L'une de ces tribus arabes était celle des Hawâzin, qui vivait dans une région montagneuse près de Tâ'i. Tâ'if elle-même était la zone la plus fertile d'Arabie ; on y célébrait le culte d'al-Lât, la seconde plus grande idole des Arabes après Hubal. Tâ'if était aussi la ville d'une autre tribu arabe importante, les Thaqîf. Des notables de ces deux tribus se rencontrèrent pour se consulter. Leur principale crainte était que Muhammad ne manquerait pas de se retourner contre eux maintenant qu'il avait vaincu les Quraysh. Leur identité même leur semblait menacée. Muhammad allait sûrement changer leur religion, détruire les idoles et leur imposer son autorité.

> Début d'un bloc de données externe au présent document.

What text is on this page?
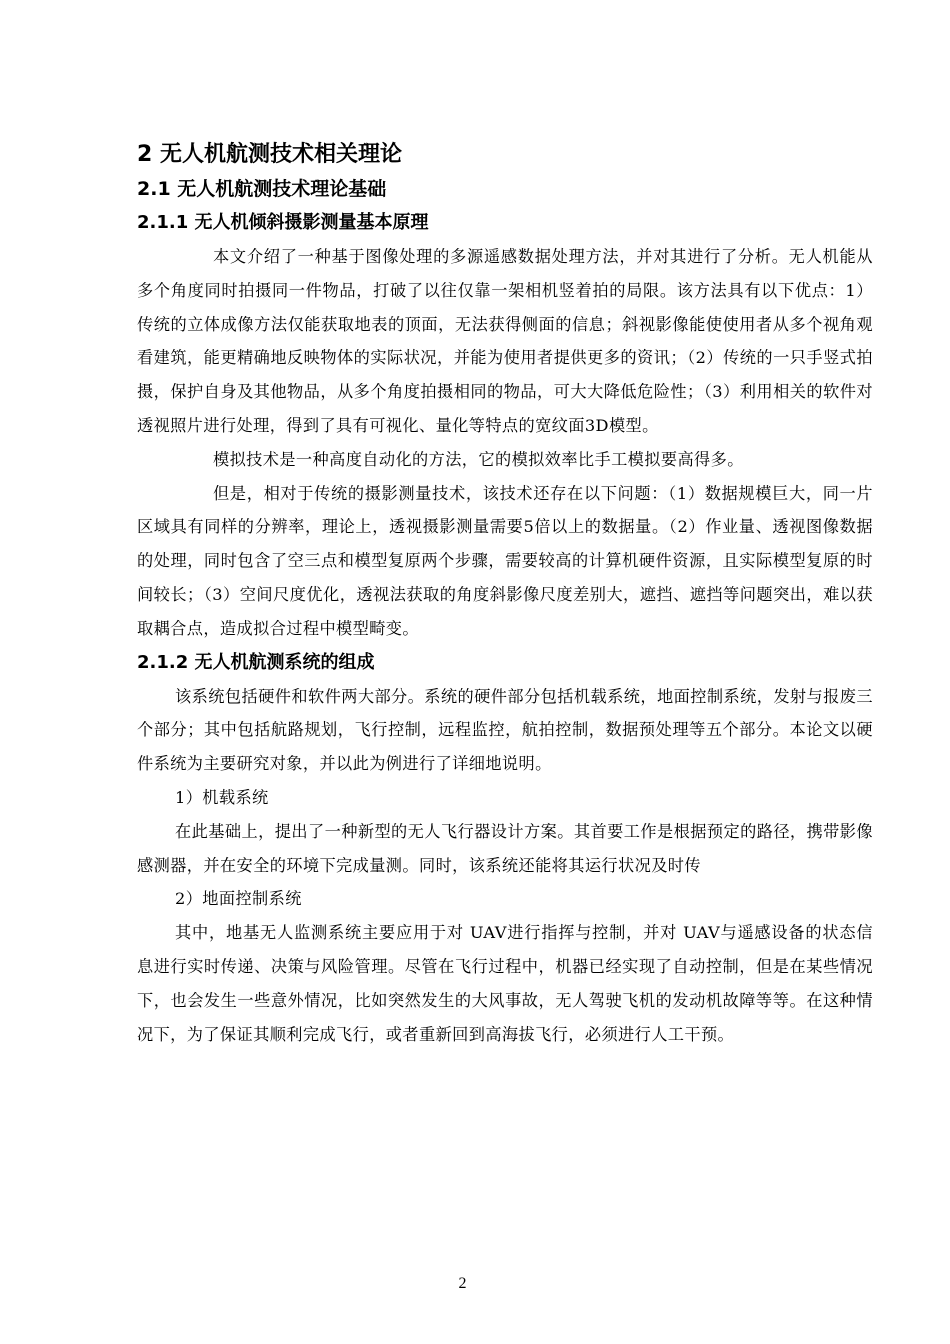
2 无人机航测技术相关理论
2.1 无人机航测技术理论基础
2.1.1 无人机倾斜摄影测量基本原理

本文介绍了一种基于图像处理的多源遥感数据处理方法，并对其进行了分析。无人机能从多个角度同时拍摄同一件物品，打破了以往仅靠一架相机竖着拍的局限。该方法具有以下优点：1）传统的立体成像方法仅能获取地表的顶面，无法获得侧面的信息；斜视影像能使使用者从多个视角观看建筑，能更精确地反映物体的实际状况，并能为使用者提供更多的资讯；（2）传统的一只手竖式拍摄，保护自身及其他物品，从多个角度拍摄相同的物品，可大大降低危险性；（3）利用相关的软件对透视照片进行处理，得到了具有可视化、量化等特点的宽纹面3D模型。

模拟技术是一种高度自动化的方法，它的模拟效率比手工模拟要高得多。

但是，相对于传统的摄影测量技术，该技术还存在以下问题：（1）数据规模巨大，同一片区域具有同样的分辨率，理论上，透视摄影测量需要5倍以上的数据量。（2）作业量、透视图像数据的处理，同时包含了空三点和模型复原两个步骤，需要较高的计算机硬件资源，且实际模型复原的时间较长；（3）空间尺度优化，透视法获取的角度斜影像尺度差别大，遮挡、遮挡等问题突出，难以获取耦合点，造成拟合过程中模型畸变。

2.1.2 无人机航测系统的组成

该系统包括硬件和软件两大部分。系统的硬件部分包括机载系统，地面控制系统，发射与报废三个部分；其中包括航路规划，飞行控制，远程监控，航拍控制，数据预处理等五个部分。本论文以硬件系统为主要研究对象，并以此为例进行了详细地说明。

1）机载系统

在此基础上，提出了一种新型的无人飞行器设计方案。其首要工作是根据预定的路径，携带影像感测器，并在安全的环境下完成量测。同时，该系统还能将其运行状况及时传

2）地面控制系统

其中，地基无人监测系统主要应用于对 UAV进行指挥与控制，并对 UAV与遥感设备的状态信息进行实时传递、决策与风险管理。尽管在飞行过程中，机器已经实现了自动控制，但是在某些情况下，也会发生一些意外情况，比如突然发生的大风事故，无人驾驶飞机的发动机故障等等。在这种情况下，为了保证其顺利完成飞行，或者重新回到高海拔飞行，必须进行人工干预。

2
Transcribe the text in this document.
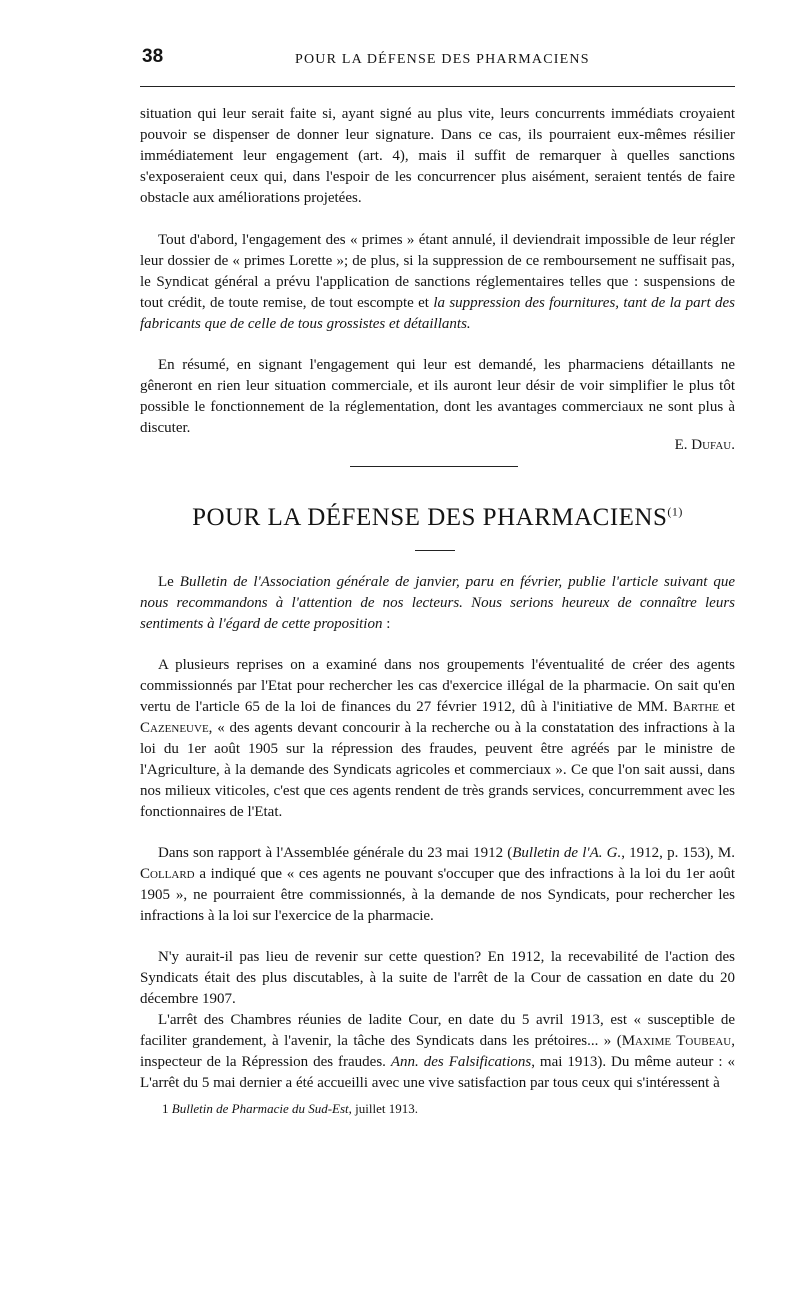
38	POUR LA DÉFENSE DES PHARMACIENS

situation qui leur serait faite si, ayant signé au plus vite, leurs concurrents immédiats croyaient pouvoir se dispenser de donner leur signature. Dans ce cas, ils pourraient eux-mêmes résilier immédiatement leur engagement (art. 4), mais il suffit de remarquer à quelles sanctions s'exposeraient ceux qui, dans l'espoir de les concurrencer plus aisément, seraient tentés de faire obstacle aux améliorations projetées.

Tout d'abord, l'engagement des « primes » étant annulé, il deviendrait impossible de leur régler leur dossier de « primes Lorette »; de plus, si la suppression de ce remboursement ne suffisait pas, le Syndicat général a prévu l'application de sanctions réglementaires telles que : suspensions de tout crédit, de toute remise, de tout escompte et la suppression des fournitures, tant de la part des fabricants que de celle de tous grossistes et détaillants.

En résumé, en signant l'engagement qui leur est demandé, les pharmaciens détaillants ne gêneront en rien leur situation commerciale, et ils auront leur désir de voir simplifier le plus tôt possible le fonctionnement de la réglementation, dont les avantages commerciaux ne sont plus à discuter.

E. Dufau.
POUR LA DÉFENSE DES PHARMACIENS$^{(1)}$

Le Bulletin de l'Association générale de janvier, paru en février, publie l'article suivant que nous recommandons à l'attention de nos lecteurs. Nous serions heureux de connaître leurs sentiments à l'égard de cette proposition :

A plusieurs reprises on a examiné dans nos groupements l'éventualité de créer des agents commissionnés par l'Etat pour rechercher les cas d'exercice illégal de la pharmacie. On sait qu'en vertu de l'article 65 de la loi de finances du 27 février 1912, dû à l'initiative de MM. Barthe et Cazeneuve, « des agents devant concourir à la recherche ou à la constatation des infractions à la loi du 1er août 1905 sur la répression des fraudes, peuvent être agréés par le ministre de l'Agriculture, à la demande des Syndicats agricoles et commerciaux ». Ce que l'on sait aussi, dans nos milieux viticoles, c'est que ces agents rendent de très grands services, concurremment avec les fonctionnaires de l'Etat.

Dans son rapport à l'Assemblée générale du 23 mai 1912 (Bulletin de l'A. G., 1912, p. 153), M. Collard a indiqué que « ces agents ne pouvant s'occuper que des infractions à la loi du 1er août 1905 », ne pourraient être commissionnés, à la demande de nos Syndicats, pour rechercher les infractions à la loi sur l'exercice de la pharmacie.

N'y aurait-il pas lieu de revenir sur cette question? En 1912, la recevabilité de l'action des Syndicats était des plus discutables, à la suite de l'arrêt de la Cour de cassation en date du 20 décembre 1907.

L'arrêt des Chambres réunies de ladite Cour, en date du 5 avril 1913, est « susceptible de faciliter grandement, à l'avenir, la tâche des Syndicats dans les prétoires... » (Maxime Toubeau, inspecteur de la Répression des fraudes. Ann. des Falsifications, mai 1913). Du même auteur : « L'arrêt du 5 mai dernier a été accueilli avec une vive satisfaction par tous ceux qui s'intéressent à

1 Bulletin de Pharmacie du Sud-Est, juillet 1913.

Or, ils ne voulaient rien de tout cela. Ils décidèrent donc de prendre l'initiative contre les musulmans avant que ceux-ci n'aient le temps de marcher sur eux. Hawâzin était l'élément le plus actif de cette alliance pernicieuse. Son chef, Mâlik ibn Awf, était un jeune homme doté d'un immense courage. Il tenta de rassembler tous les clans pour ce dernier assaut. Plusieurs tribus arabes se joignirent à lui : les Nasr, les Jusham, les Sa'd ibn Bakr et certains groupes des Hilâl. Les absents les plus notoires étaient les tribus de Ka'b et de Kilab.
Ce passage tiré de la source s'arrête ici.